What is more italian than home made bread? In italy (a part from granma) we do not usually make bread at home. This is because we have specific bakery called " panificio" who only makes and sell bread and sourdough products ( as focaccia). Bread is made daily at around 4-5 am in the morning ( and not bought from big sellers) and it is just amazing and delicious.
As kid I used to live just few meters away from a panificio. I cannot even describe how amazing this has been for my childhood. The delicious smell in the area was just amazing, and as kids we had no shame, therefore we used to play just in front of the back door of their bakery ( that was kept open all the time as the temperature inside was so hot). We would stay there for hours with our big starving eyes until the owner of the panificio would finally hand us some fresh bread or focaccia! It has been just amazing and in my memories there is nothing better than this smell...it just reminds me of an happy childhood that as an adult now I can only think back to!
This is why making homemade bread for me right now is not only matter of food. Is an experience that takes me back to when I used to play hide and seek with my brother and sister, hiding as close as possible to our bakery to get some treats that only kids can get so easily!

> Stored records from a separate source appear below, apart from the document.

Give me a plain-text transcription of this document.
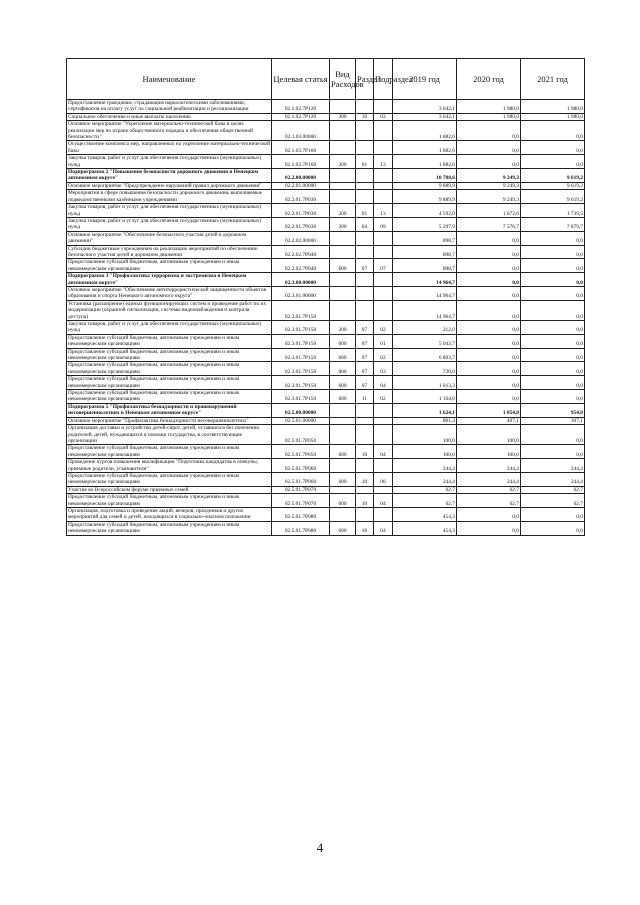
Наименование	Целевая статья	Вид Расходов	Раздел	Подраздел	2019 год	2020 год	2021 год
Предоставление гражданам, страдающим наркологическими заболеваниями, сертификатов на оплату услуг по социальной реабилитации и ресоциализации	02.1.02.7Р120				3 642,1	1 980,0	1 980,0
Социальное обеспечение и иные выплаты населению	02.1.02.7Р120	300	10	02	3 642,1	1 980,0	1 980,0
Основное мероприятие "Укрепление материально-технической базы в целях реализации мер по охране общественного порядка и обеспечения общественной безопасности "	02.1.03.00000				1 882,6	0,0	0,0
Осуществление комплекса мер, направленных на укрепление материально-технической базы	02.1.03.7Р160				1 882,6	0,0	0,0
Закупка товаров, работ и услуг для обеспечения государственных (муниципальных) нужд	02.1.03.7Р160	200	01	13	1 882,6	0,0	0,0
Подпрограмма 2 "Повышение безопасности дорожного движения в Ненецком автономном округе"	02.2.00.00000				10 788,6	9 249,3	9 619,2
Основное мероприятие "Предупреждение нарушений правил дорожного движения"	02.2.01.00000				9 889,9	9 249,3	9 619,2
Мероприятия в сфере повышения безопасности дорожного движения, выполняемые подведомственными казёнными учреждениями	02.2.01.7Р030				9 889,9	9 249,3	9 619,2
Закупка товаров, работ и услуг для обеспечения государственных (муниципальных) нужд	02.2.01.7Р030	200	01	13	4 592,0	1 672,6	1 739,5
Закупка товаров, работ и услуг для обеспечения государственных (муниципальных) нужд	02.2.01.7Р030	200	04	09	5 297,9	7 576,7	7 879,7
Основное мероприятие "Обеспечение безопасного участия детей в дорожном движении"	02.2.02.00000				898,7	0,0	0,0
Субсидии бюджетным учреждениям на реализацию мероприятий по обеспечению безопасного участия детей в дорожном движении	02.2.02.7Р040				898,7	0,0	0,0
Предоставление субсидий бюджетным, автономным учреждениям и иным некоммерческим организациям	02.2.02.7Р040	600	07	07	898,7	0,0	0,0
Подпрограмма 3 "Профилактика терроризма и экстремизма в Ненецком автономном округе"	02.3.00.00000				14 964,7	0,0	0,0
Основное мероприятие "Обеспечение антитеррористической защищенности объектов образования и спорта Ненецкого автономного округа"	02.3.01.00000				14 964,7	0,0	0,0
Установка (расширение) единых функционирующих систем и проведение работ по их модернизации (охранной сигнализации, системы видеонаблюдения и контроля доступа)	02.3.01.7Р150				14 964,7	0,0	0,0
Закупка товаров, работ и услуг для обеспечения государственных (муниципальных) нужд	02.3.01.7Р150	200	07	02	212,0	0,0	0,0
Предоставление субсидий бюджетным, автономным учреждениям и иным некоммерческим организациям	02.3.01.7Р150	600	07	01	5 043,7	0,0	0,0
Предоставление субсидий бюджетным, автономным учреждениям и иным некоммерческим организациям	02.3.01.7Р150	600	07	02	6 803,7	0,0	0,0
Предоставление субсидий бюджетным, автономным учреждениям и иным некоммерческим организациям	02.3.01.7Р150	600	07	03	728,0	0,0	0,0
Предоставление субсидий бюджетным, автономным учреждениям и иным некоммерческим организациям	02.3.01.7Р150	600	07	04	1 013,3	0,0	0,0
Предоставление субсидий бюджетным, автономным учреждениям и иным некоммерческим организациям	02.3.01.7Р150	600	11	02	1 164,0	0,0	0,0
Подпрограмма 5 "Профилактика безнадзорности и правонарушений несовершеннолетних в Ненецком автономном округе"	02.5.00.00000				1 624,1	1 054,8	954,8
Основное мероприятие "Профилактика безнадзорности несовершеннолетних"	02.5.01.00000				861,4	407,1	307,1
Организация доставки и устройство детей-сирот, детей, оставшихся без попечения родителей, детей, нуждающихся в помощи государства, в соответствующие организации	02.5.01.7Р050				100,0	100,0	0,0
Предоставление субсидий бюджетным, автономным учреждениям и иным некоммерческим организациям	02.5.01.7Р050	600	10	04	100,0	100,0	0,0
Проведение курсов повышения квалификации "Подготовка кандидатов в опекуны, приемные родители, усыновители"	02.5.01.7Р060				244,4	244,4	244,4
Предоставление субсидий бюджетным, автономным учреждениям и иным некоммерческим организациям	02.5.01.7Р060	600	10	06	244,4	244,4	244,4
Участие во Всероссийском форуме приемных семей	02.5.01.7Р070				62,7	62,7	62,7
Предоставление субсидий бюджетным, автономным учреждениям и иным некоммерческим организациям	02.5.01.7Р070	600	10	04	62,7	62,7	62,7
Организация, подготовка и проведение акций, вечеров, праздников и других мероприятий для семей и детей, находящихся в социально-опасном положении	02.5.01.7Р080				454,3	0,0	0,0
Предоставление субсидий бюджетным, автономным учреждениям и иным некоммерческим организациям	02.5.01.7Р080	600	10	04	454,3	0,0	0,0
4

So this is my recipe, that will take you back with me at home, in Milan! hope you will enjoy the bread !
Doses for 5-6 panini
(approx 200 g each)
INGREDIENTS
-1 Kg of flour 00 or plain flour
(Can also mix flours eg 750g 00 + 250g of wholemeal flour)
-550/600 ml of cold water
-20 g of sugar
-30g salt
-15 g yeast ( one sachet)
EQUIPMENT
-Mixer/ Kitchen robot
(can be done also by hand in granma old style but it will be much more long elaborated, plus muscles strength in upper limbs are necessary)
-scale
PROCEDURE
Start by mixing together flour and sugar and yeast ( all the powders) using the kitchen robot ( or mixing it in a bowl with a fork).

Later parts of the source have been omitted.